Netflix is the birthplace of chaos engineering, an increasingly significant approach to how complex modern technology architectures are developed. It essentially means that as you’re binging on your favourite Netflix show, the platform is testing its software while you watch. (Take a look at alternative user testing software.)
The practice of chaos engineering began when Netflix’s core business was online DVD rentals. A single database corruption meant a big systems outage, which delayed the shipping of DVDs for three days. This prompted Netflix’s engineers to migrate from a monolithic on-premises software stack to a distributed cloud-based architecture running on Amazon Web Services (AWS).
While users of a distributed architecture and hundreds of micro-services benefitted from the elimination of a single point of failure, it created a much more complex system to manage and maintain. This consequently resulted in the counterintuitive realisation that in order to avoid any possibility of failure, the Netflix engineering team needed to get used to failing regularly!
Enter Chaos Monkey: Netflix’s unique tool that enables users to roam across its intricate architecture and cause failures in random places and at arbitrary intervals throughout the systems. Through its implementation, the team was able to quickly verify if the services were robust and resilient enough to overcome unplanned incidents.

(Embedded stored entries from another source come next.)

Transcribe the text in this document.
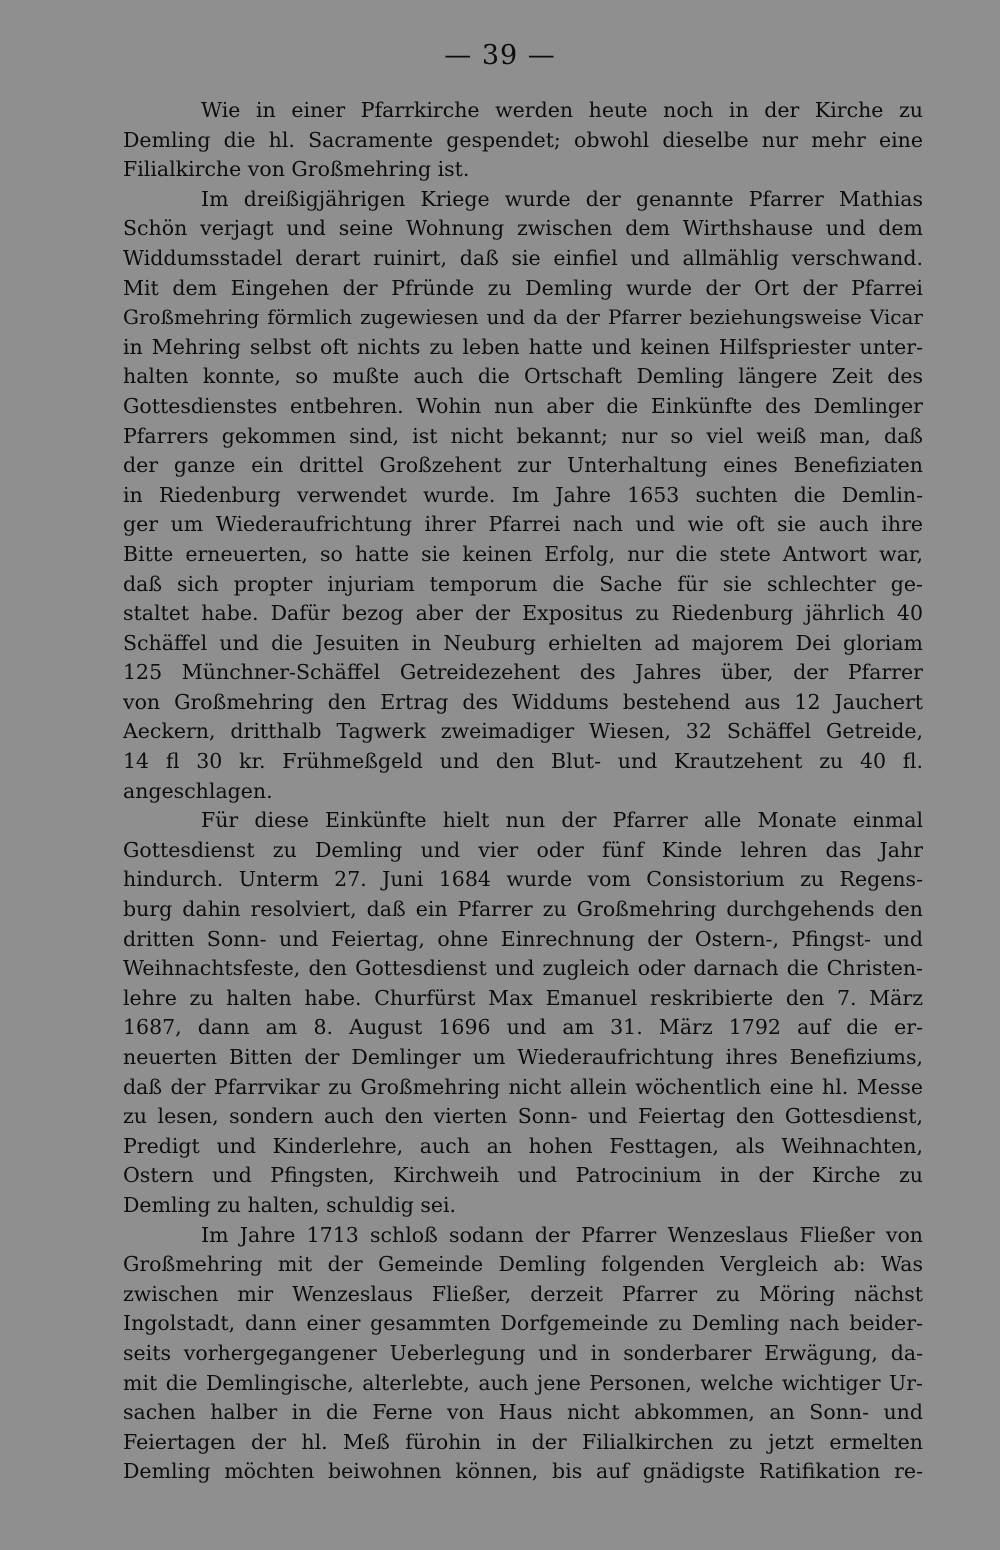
— 39 —
Wie in einer Pfarrkirche werden heute noch in der Kirche zu
Demling die hl. Sacramente gespendet; obwohl dieselbe nur mehr eine
Filialkirche von Großmehring ist.
Im dreißigjährigen Kriege wurde der genannte Pfarrer Mathias
Schön verjagt und seine Wohnung zwischen dem Wirthshause und dem
Widdumsstadel derart ruinirt, daß sie einfiel und allmählig verschwand.
Mit dem Eingehen der Pfründe zu Demling wurde der Ort der Pfarrei
Großmehring förmlich zugewiesen und da der Pfarrer beziehungsweise Vicar
in Mehring selbst oft nichts zu leben hatte und keinen Hilfspriester unter-
halten konnte, so mußte auch die Ortschaft Demling längere Zeit des
Gottesdienstes entbehren. Wohin nun aber die Einkünfte des Demlinger
Pfarrers gekommen sind, ist nicht bekannt; nur so viel weiß man, daß
der ganze ein drittel Großzehent zur Unterhaltung eines Benefiziaten
in Riedenburg verwendet wurde. Im Jahre 1653 suchten die Demlin-
ger um Wiederaufrichtung ihrer Pfarrei nach und wie oft sie auch ihre
Bitte erneuerten, so hatte sie keinen Erfolg, nur die stete Antwort war,
daß sich propter injuriam temporum die Sache für sie schlechter ge-
staltet habe. Dafür bezog aber der Expositus zu Riedenburg jährlich 40
Schäffel und die Jesuiten in Neuburg erhielten ad majorem Dei gloriam
125 Münchner-Schäffel Getreidezehent des Jahres über, der Pfarrer
von Großmehring den Ertrag des Widdums bestehend aus 12 Jauchert
Aeckern, dritthalb Tagwerk zweimadiger Wiesen, 32 Schäffel Getreide,
14 fl 30 kr. Frühmeßgeld und den Blut- und Krautzehent zu 40 fl.
angeschlagen.
Für diese Einkünfte hielt nun der Pfarrer alle Monate einmal
Gottesdienst zu Demling und vier oder fünf Kinde lehren das Jahr
hindurch. Unterm 27. Juni 1684 wurde vom Consistorium zu Regens-
burg dahin resolviert, daß ein Pfarrer zu Großmehring durchgehends den
dritten Sonn- und Feiertag, ohne Einrechnung der Ostern-, Pfingst- und
Weihnachtsfeste, den Gottesdienst und zugleich oder darnach die Christen-
lehre zu halten habe. Churfürst Max Emanuel reskribierte den 7. März
1687, dann am 8. August 1696 und am 31. März 1792 auf die er-
neuerten Bitten der Demlinger um Wiederaufrichtung ihres Benefiziums,
daß der Pfarrvikar zu Großmehring nicht allein wöchentlich eine hl. Messe
zu lesen, sondern auch den vierten Sonn- und Feiertag den Gottesdienst,
Predigt und Kinderlehre, auch an hohen Festtagen, als Weihnachten,
Ostern und Pfingsten, Kirchweih und Patrocinium in der Kirche zu
Demling zu halten, schuldig sei.
Im Jahre 1713 schloß sodann der Pfarrer Wenzeslaus Fließer von
Großmehring mit der Gemeinde Demling folgenden Vergleich ab: Was
zwischen mir Wenzeslaus Fließer, derzeit Pfarrer zu Möring nächst
Ingolstadt, dann einer gesammten Dorfgemeinde zu Demling nach beider-
seits vorhergegangener Ueberlegung und in sonderbarer Erwägung, da-
mit die Demlingische, alterlebte, auch jene Personen, welche wichtiger Ur-
sachen halber in die Ferne von Haus nicht abkommen, an Sonn- und
Feiertagen der hl. Meß fürohin in der Filialkirchen zu jetzt ermelten
Demling möchten beiwohnen können, bis auf gnädigste Ratifikation re-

This was the beginning of chaos engineering – the practice of experimenting on a distributed system to build confidence in the system’s capability to withstand turbulent conditions in production and unexpected failures.
Chaos Monkey’s open source licence permits a growing number of organisations like Amazon, Google and Nike to use chaos engineering in their architectures. But how chaotic can chaos engineering really get?
Successful chaos engineering includes a series of thoughtful, planned and controlled experiments, designed to demonstrate how your systems behave in the face of failure.
Ironically, this sounds like the opposite of chaos. However, practitioners must keep in mind that the goal is learning in order to prepare for the unexpected. Modern software systems are often too complex to fully interpret, so this discipline is about performing experiments to expose all elements of the unknown. A chaos engineering experiment expands our knowledge about systemic weaknesses.
Before chaos engineering can be put into practice, you must first have some level of steadiness in your systems. We do not recommend inducing chaos if you are constantly fighting fires. If that’s in place, here are some key tips for conducting successful chaos engineering experiments:
01. Figure out steady systems
Begin by identifying metrics that indicate your systems are healthy and functioning as they should. Netflix uses ‘streams per second’ – the rate at which customers press the play button on a video streaming device – to measure its steady state.
02. Create a hypothesis
Every experiment needs a hypothesis to test. As you’re trying to disrupt the steady state your hypothesis should look something like, 'When we do X, there should be no change in the steady state of this system’. All chaos engineering activities should involve real experiments, using real unknowns.
03. Consider real world scenarios
For optimal results, think: ‘What could go wrong?’ and then simulate that. Ensure you prioritise potential errors too. Chaos engineering might seem scary at first but when done in a controlled way, it can be invaluable for understanding how complex modern systems can be made more resilient and robust. Learning to embrace organised chaos will help your teams fully understand the efficiency and resiliency of your systems against hazardous conditions.